Jeremy Miles MS, Minister for Education and Welsh Language
The Recruit, Recover and Raise Standards (RRRS) funding programme was launched in 2020 in response to the Covid 19 pandemic. It provides all schools and settings delivering funded nursery education with additional staffing capacity to ensure the impacts of the pandemic on the learning and well-being outcomes of children and young people could be identified early and appropriate mitigating actions put in place. This has been particularly important for our most disadvantaged and vulnerable pupils who were more adversely affected.
Since 2020 £165.5million of RRRS funding has been distributed to schools and early years settings - £59.1million in 2020-21, £68.9million in 2021-22 and £37.5million in 2022-23. In this financial year (2023-24) £37.5 million will be distributed to schools and settings delivering funded nursery education and in 2024-25 a further £28.5million will be made available.

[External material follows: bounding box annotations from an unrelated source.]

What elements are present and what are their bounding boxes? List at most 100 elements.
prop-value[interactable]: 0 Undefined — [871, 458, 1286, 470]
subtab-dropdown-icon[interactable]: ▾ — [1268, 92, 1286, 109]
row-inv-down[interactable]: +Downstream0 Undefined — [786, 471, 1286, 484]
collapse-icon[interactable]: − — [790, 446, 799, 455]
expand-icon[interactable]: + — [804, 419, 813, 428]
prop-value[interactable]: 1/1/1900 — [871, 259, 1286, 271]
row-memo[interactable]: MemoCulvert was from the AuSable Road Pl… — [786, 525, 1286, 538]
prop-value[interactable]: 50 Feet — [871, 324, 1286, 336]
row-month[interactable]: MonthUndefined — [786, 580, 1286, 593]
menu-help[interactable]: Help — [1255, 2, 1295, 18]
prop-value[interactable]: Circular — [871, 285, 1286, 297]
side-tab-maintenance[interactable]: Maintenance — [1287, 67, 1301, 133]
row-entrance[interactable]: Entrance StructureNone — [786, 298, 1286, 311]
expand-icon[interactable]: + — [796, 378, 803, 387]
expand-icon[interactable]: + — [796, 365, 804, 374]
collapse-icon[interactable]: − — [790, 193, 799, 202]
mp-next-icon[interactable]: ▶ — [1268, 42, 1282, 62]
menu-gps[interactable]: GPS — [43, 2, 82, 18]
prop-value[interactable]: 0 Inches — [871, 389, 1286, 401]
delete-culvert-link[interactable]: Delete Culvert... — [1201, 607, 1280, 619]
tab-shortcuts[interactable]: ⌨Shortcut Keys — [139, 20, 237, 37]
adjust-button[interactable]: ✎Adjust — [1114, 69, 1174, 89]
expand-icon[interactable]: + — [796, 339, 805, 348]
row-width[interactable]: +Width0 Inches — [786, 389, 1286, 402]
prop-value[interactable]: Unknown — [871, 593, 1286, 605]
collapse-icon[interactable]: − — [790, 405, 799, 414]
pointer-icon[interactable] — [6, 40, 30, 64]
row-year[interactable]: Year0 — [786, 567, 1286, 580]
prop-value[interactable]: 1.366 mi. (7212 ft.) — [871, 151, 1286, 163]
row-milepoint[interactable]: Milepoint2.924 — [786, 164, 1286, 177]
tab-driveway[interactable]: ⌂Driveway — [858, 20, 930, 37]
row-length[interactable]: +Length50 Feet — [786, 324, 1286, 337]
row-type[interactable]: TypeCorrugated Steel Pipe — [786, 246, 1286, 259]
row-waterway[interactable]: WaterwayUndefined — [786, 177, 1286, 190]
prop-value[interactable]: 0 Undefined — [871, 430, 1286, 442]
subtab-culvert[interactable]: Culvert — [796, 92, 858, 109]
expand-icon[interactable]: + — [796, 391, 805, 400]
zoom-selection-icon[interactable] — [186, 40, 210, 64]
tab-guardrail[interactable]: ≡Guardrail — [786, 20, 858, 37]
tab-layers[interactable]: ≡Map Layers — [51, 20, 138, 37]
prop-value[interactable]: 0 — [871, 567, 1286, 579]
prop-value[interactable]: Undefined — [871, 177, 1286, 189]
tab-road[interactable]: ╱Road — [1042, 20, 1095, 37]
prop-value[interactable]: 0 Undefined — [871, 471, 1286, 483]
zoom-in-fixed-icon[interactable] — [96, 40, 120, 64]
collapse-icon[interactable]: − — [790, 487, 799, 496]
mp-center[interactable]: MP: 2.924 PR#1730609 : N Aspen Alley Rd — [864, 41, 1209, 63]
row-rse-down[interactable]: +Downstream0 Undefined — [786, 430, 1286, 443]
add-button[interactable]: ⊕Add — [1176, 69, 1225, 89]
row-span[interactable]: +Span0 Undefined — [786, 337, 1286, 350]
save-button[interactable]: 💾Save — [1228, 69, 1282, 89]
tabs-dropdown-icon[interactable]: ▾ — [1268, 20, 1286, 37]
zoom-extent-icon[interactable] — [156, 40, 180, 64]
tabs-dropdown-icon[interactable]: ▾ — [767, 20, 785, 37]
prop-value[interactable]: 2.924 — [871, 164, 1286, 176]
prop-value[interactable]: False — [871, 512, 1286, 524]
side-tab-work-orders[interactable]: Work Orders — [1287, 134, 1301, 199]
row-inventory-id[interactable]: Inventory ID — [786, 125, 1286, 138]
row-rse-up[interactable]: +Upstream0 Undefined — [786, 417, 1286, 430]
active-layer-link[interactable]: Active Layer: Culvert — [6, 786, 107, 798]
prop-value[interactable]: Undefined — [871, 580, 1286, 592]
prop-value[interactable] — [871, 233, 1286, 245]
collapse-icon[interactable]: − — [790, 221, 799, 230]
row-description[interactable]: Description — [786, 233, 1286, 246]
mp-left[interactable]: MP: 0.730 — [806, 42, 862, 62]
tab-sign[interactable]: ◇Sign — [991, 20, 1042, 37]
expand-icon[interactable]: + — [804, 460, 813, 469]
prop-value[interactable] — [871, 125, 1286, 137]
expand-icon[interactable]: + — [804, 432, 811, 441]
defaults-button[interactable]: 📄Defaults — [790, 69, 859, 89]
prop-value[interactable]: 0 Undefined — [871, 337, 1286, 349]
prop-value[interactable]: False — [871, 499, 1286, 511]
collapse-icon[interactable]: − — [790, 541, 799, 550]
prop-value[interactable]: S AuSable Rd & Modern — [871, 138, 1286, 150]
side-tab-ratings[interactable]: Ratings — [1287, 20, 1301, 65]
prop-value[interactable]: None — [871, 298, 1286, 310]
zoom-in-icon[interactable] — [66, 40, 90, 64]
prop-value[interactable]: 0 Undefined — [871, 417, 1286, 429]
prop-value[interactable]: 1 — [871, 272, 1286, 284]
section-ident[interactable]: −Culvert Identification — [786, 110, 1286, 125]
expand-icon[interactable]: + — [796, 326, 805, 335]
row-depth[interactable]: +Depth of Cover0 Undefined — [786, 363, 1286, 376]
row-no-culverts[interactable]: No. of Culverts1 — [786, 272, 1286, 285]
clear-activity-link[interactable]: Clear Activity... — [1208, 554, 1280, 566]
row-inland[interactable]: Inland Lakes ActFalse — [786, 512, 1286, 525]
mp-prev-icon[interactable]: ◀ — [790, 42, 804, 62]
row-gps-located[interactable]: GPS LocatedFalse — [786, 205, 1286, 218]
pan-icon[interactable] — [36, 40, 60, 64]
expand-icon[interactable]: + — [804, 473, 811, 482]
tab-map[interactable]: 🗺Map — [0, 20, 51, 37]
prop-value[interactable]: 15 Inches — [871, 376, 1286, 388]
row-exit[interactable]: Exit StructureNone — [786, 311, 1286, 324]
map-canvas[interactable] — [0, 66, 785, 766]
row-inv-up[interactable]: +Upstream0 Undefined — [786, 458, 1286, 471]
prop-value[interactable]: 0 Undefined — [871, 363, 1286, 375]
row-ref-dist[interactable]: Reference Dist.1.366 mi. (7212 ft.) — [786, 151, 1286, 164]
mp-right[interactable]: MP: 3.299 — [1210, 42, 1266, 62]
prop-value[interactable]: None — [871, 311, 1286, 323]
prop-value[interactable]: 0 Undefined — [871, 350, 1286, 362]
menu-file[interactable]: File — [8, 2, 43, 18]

Within the Welsh Government’s Renew and Reform Plan children in the early years (up to the age of 7) were also identified as a cohort of learners requiring extra support. Additional funding of £10m was provided through the Education Improvement Grant in 2021-22 to strengthen the delivery of early education, particularly to ensure children’s emotional, physical and learning needs are met. A further £3m was provided to wider childcare settings, including childminders, that do not provide nursery education but are expected (as outlined in the National Minimum Standards) to understand and apply the pedagogical principles of early education in their provision.

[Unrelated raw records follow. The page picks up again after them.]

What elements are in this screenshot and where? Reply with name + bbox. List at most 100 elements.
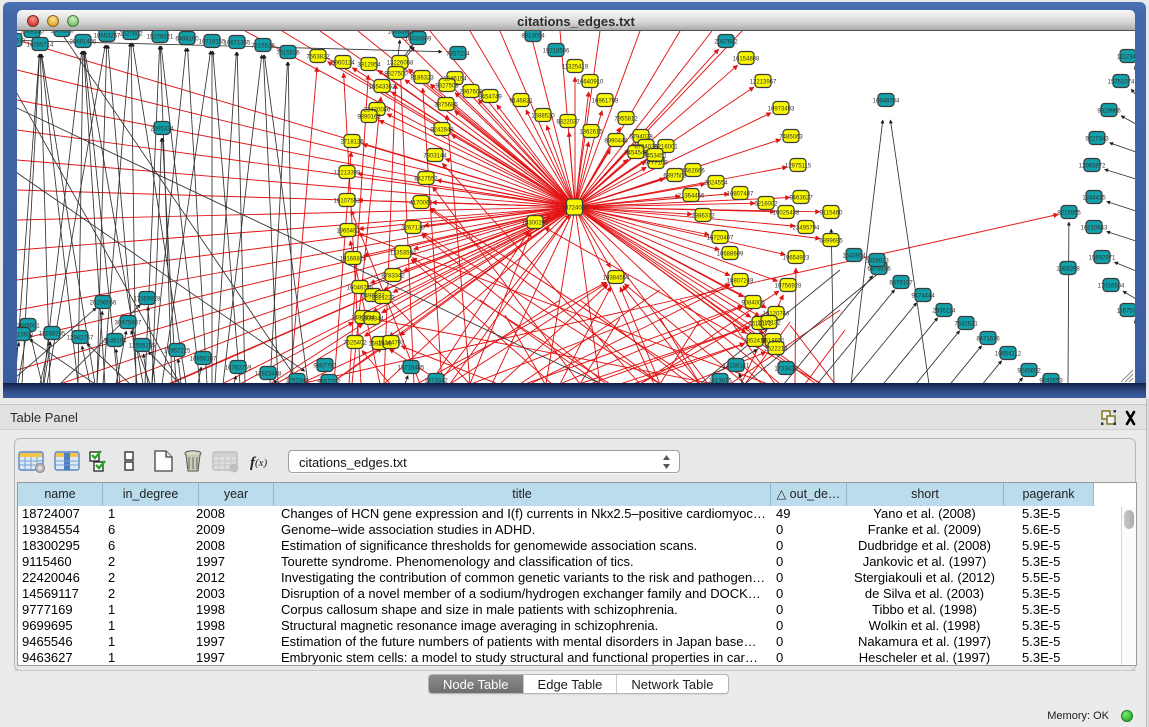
svg-text:8322037: 8322037 bbox=[556, 120, 580, 126]
svg-text:1546154: 1546154 bbox=[443, 77, 467, 83]
svg-text:16640910: 16640910 bbox=[577, 80, 604, 86]
svg-text:1167533: 1167533 bbox=[1117, 309, 1135, 315]
svg-text:7803144: 7803144 bbox=[423, 154, 447, 160]
svg-text:9227343: 9227343 bbox=[1085, 137, 1109, 143]
svg-text:18724007: 18724007 bbox=[562, 206, 589, 212]
svg-text:17359928: 17359928 bbox=[134, 297, 161, 303]
svg-text:7625402: 7625402 bbox=[343, 341, 367, 347]
svg-text:23420046: 23420046 bbox=[364, 108, 391, 114]
svg-text:6794028: 6794028 bbox=[629, 135, 653, 141]
svg-text:12923448: 12923448 bbox=[255, 372, 282, 378]
svg-text:1485001: 1485001 bbox=[17, 324, 40, 330]
svg-text:19144793: 19144793 bbox=[378, 341, 405, 347]
svg-text:9115460: 9115460 bbox=[820, 211, 844, 217]
svg-text:1588520: 1588520 bbox=[531, 114, 555, 120]
svg-text:1673342: 1673342 bbox=[424, 379, 448, 384]
svg-text:1244415: 1244415 bbox=[1082, 196, 1106, 202]
svg-text:7986372: 7986372 bbox=[691, 214, 715, 220]
svg-text:9777169: 9777169 bbox=[644, 161, 668, 167]
svg-text:14055714: 14055714 bbox=[27, 43, 54, 49]
svg-text:16671355: 16671355 bbox=[224, 41, 251, 47]
svg-text:7515526: 7515526 bbox=[251, 44, 275, 50]
svg-text:16033809: 16033809 bbox=[405, 37, 432, 43]
svg-text:8471676: 8471676 bbox=[976, 337, 1000, 343]
svg-text:7357224: 7357224 bbox=[446, 52, 470, 58]
svg-text:3267130: 3267130 bbox=[401, 226, 425, 232]
svg-text:10688609: 10688609 bbox=[717, 252, 744, 258]
svg-text:8783342: 8783342 bbox=[381, 274, 405, 280]
svg-text:9245653: 9245653 bbox=[1039, 379, 1063, 384]
svg-text:9890162: 9890162 bbox=[357, 115, 381, 121]
svg-text:9857791: 9857791 bbox=[313, 364, 337, 370]
svg-text:1733426: 1733426 bbox=[774, 367, 798, 373]
svg-text:1362615: 1362615 bbox=[579, 130, 603, 136]
svg-text:9242848: 9242848 bbox=[430, 128, 454, 134]
svg-text:1640954: 1640954 bbox=[842, 254, 866, 260]
svg-text:3915931: 3915931 bbox=[17, 333, 34, 339]
svg-text:7485063: 7485063 bbox=[779, 135, 803, 141]
svg-text:9146821: 9146821 bbox=[509, 99, 533, 105]
svg-text:16648784: 16648784 bbox=[873, 99, 900, 105]
svg-text:21364456: 21364456 bbox=[678, 194, 705, 200]
svg-text:11568295: 11568295 bbox=[39, 332, 66, 338]
svg-text:19218506: 19218506 bbox=[543, 49, 570, 55]
svg-text:10653267: 10653267 bbox=[94, 34, 121, 40]
svg-text:10719155: 10719155 bbox=[199, 40, 226, 46]
svg-text:16782759: 16782759 bbox=[225, 366, 252, 372]
svg-text:10958107: 10958107 bbox=[190, 357, 217, 363]
svg-text:19166825: 19166825 bbox=[340, 257, 367, 263]
svg-text:23495794: 23495794 bbox=[793, 226, 820, 232]
svg-text:6216001: 6216001 bbox=[654, 145, 678, 151]
svg-text:12505135: 12505135 bbox=[129, 344, 156, 350]
svg-text:3912954: 3912954 bbox=[357, 63, 381, 69]
svg-text:13226058: 13226058 bbox=[387, 61, 414, 67]
svg-text:12213399: 12213399 bbox=[334, 171, 361, 177]
svg-text:1292345: 1292345 bbox=[285, 379, 309, 384]
svg-text:12942757: 12942757 bbox=[67, 336, 94, 342]
svg-text:8618651: 8618651 bbox=[761, 339, 785, 345]
svg-text:9474444: 9474444 bbox=[911, 294, 935, 300]
svg-text:10756928: 10756928 bbox=[775, 284, 802, 290]
svg-text:8990448: 8990448 bbox=[604, 139, 628, 145]
svg-text:17016504: 17016504 bbox=[1098, 284, 1125, 290]
svg-text:2221222: 2221222 bbox=[371, 296, 395, 302]
svg-text:16033809: 16033809 bbox=[388, 31, 415, 36]
svg-text:12213967: 12213967 bbox=[750, 80, 777, 86]
svg-text:12975115: 12975115 bbox=[785, 164, 812, 170]
svg-text:8813054: 8813054 bbox=[521, 34, 545, 40]
svg-text:1112345: 1112345 bbox=[1117, 55, 1135, 61]
svg-text:15716485: 15716485 bbox=[398, 366, 425, 372]
svg-text:9245652: 9245652 bbox=[1017, 369, 1041, 375]
svg-text:15692971: 15692971 bbox=[1089, 256, 1116, 262]
svg-text:2087682: 2087682 bbox=[714, 40, 738, 46]
svg-text:2718126: 2718126 bbox=[340, 140, 364, 146]
svg-text:8454749: 8454749 bbox=[478, 95, 502, 101]
svg-text:12093872: 12093872 bbox=[1079, 164, 1106, 170]
svg-text:5938923: 5938923 bbox=[865, 259, 889, 265]
svg-text:6879197: 6879197 bbox=[889, 281, 913, 287]
svg-text:15720407: 15720407 bbox=[707, 236, 734, 242]
svg-text:30975887: 30975887 bbox=[115, 321, 142, 327]
svg-text:20206556: 20206556 bbox=[90, 301, 117, 307]
svg-text:9327508: 9327508 bbox=[435, 84, 459, 90]
svg-text:18300295: 18300295 bbox=[522, 221, 549, 227]
svg-text:9084006: 9084006 bbox=[741, 301, 765, 307]
svg-text:10807487: 10807487 bbox=[727, 192, 754, 198]
svg-text:1065326: 1065326 bbox=[50, 31, 74, 35]
svg-text:10654112: 10654112 bbox=[995, 352, 1022, 358]
svg-text:6466160: 6466160 bbox=[175, 37, 199, 43]
svg-text:2005334: 2005334 bbox=[150, 127, 174, 133]
svg-text:3875685: 3875685 bbox=[434, 103, 458, 109]
svg-text:16046755: 16046755 bbox=[347, 286, 374, 292]
svg-text:7462666: 7462666 bbox=[681, 169, 705, 175]
svg-text:10973493: 10973493 bbox=[768, 107, 795, 113]
svg-text:3453451: 3453451 bbox=[643, 154, 667, 160]
svg-text:15751074: 15751074 bbox=[1108, 80, 1135, 86]
svg-text:6899695: 6899695 bbox=[819, 239, 843, 245]
svg-text:18807249: 18807249 bbox=[727, 279, 754, 285]
svg-text:6216002: 6216002 bbox=[754, 202, 778, 208]
svg-text:15276021: 15276021 bbox=[147, 35, 174, 41]
svg-text:1145194: 1145194 bbox=[104, 339, 128, 345]
svg-text:16543362: 16543362 bbox=[369, 85, 396, 91]
svg-text:1068268: 1068268 bbox=[1056, 267, 1080, 273]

In October 2021, Miller Research UK were appointed to undertake an in-depth evaluation of the RRRS and Early Years programmes. The evaluation explored how schools and early years settings have used their funding, the impact the funding has had, and continues to have, on children and young people and the approaches s that are proving to be the most effective and sustainable.
I welcome the publication on 3 May 2023 of Miller Research UK’s report ‘Evaluation of Recruit, Recover, and Raise Standards & Early Years Programmes’. The findings of the report are extremely positive and the report concludes that the funding programmes has been critically important in addressing the impacts of the pandemic, by trusting our headteachers across Wales to make the funding decisions that are the best for their children and young people.
A recent IFS report found that Wales had the highest level of Covid recovery school funding – more than double than that spent per pupil in England and in Scotland. The Miller Research report now indicates that this money was well spent and is expected to have a lasting impact on our pupils and how our schools and settings operate.
It is estimated that 2,452 full time equivalent (FTE) additional staff have been appointed through the RRRS programme. Of this increased capacity, 62.2 percent are support staff and 29.9 per cent are teachers. On average each school has gained 1.05 FTE support staff member, and a 0.5 FTE teacher. This exceeds our Programme for Government target of providing 1,800 FTE additional staff to schools through Covid recovery funding.
The report reinforces the need to provide ongoing, additional financial support to schools and early years settings as the impacts of the pandemic continue to be felt, particularly in relation to children and young people’s well-being outcomes. The recommendations have already informed revisions to the RRRS funding formula for the 2023-24 financial year in relation to rural schools and small schools to enable them to better meet the specific needs of their children and young people and fulfil the requirements of the RRRS terms and conditions more effectively.
The report highlights the important role funding has played in addressing speech, language and communication and well-being to support development in the early years. It also recognised the benefits of adopting holistic, child centred strategies for our younger learners.
I welcome the recommendations within the evaluation report which will be taken forward collaboratively by Welsh Government in partnership with key stakeholders. I would like to thank Miller Research UK and all those who participated in the evaluation. The recommendations will ensure that we are able to continue to provide the best support to our children and young people as they continue to recover from the ongoing impacts of the Covid 19 pandemic.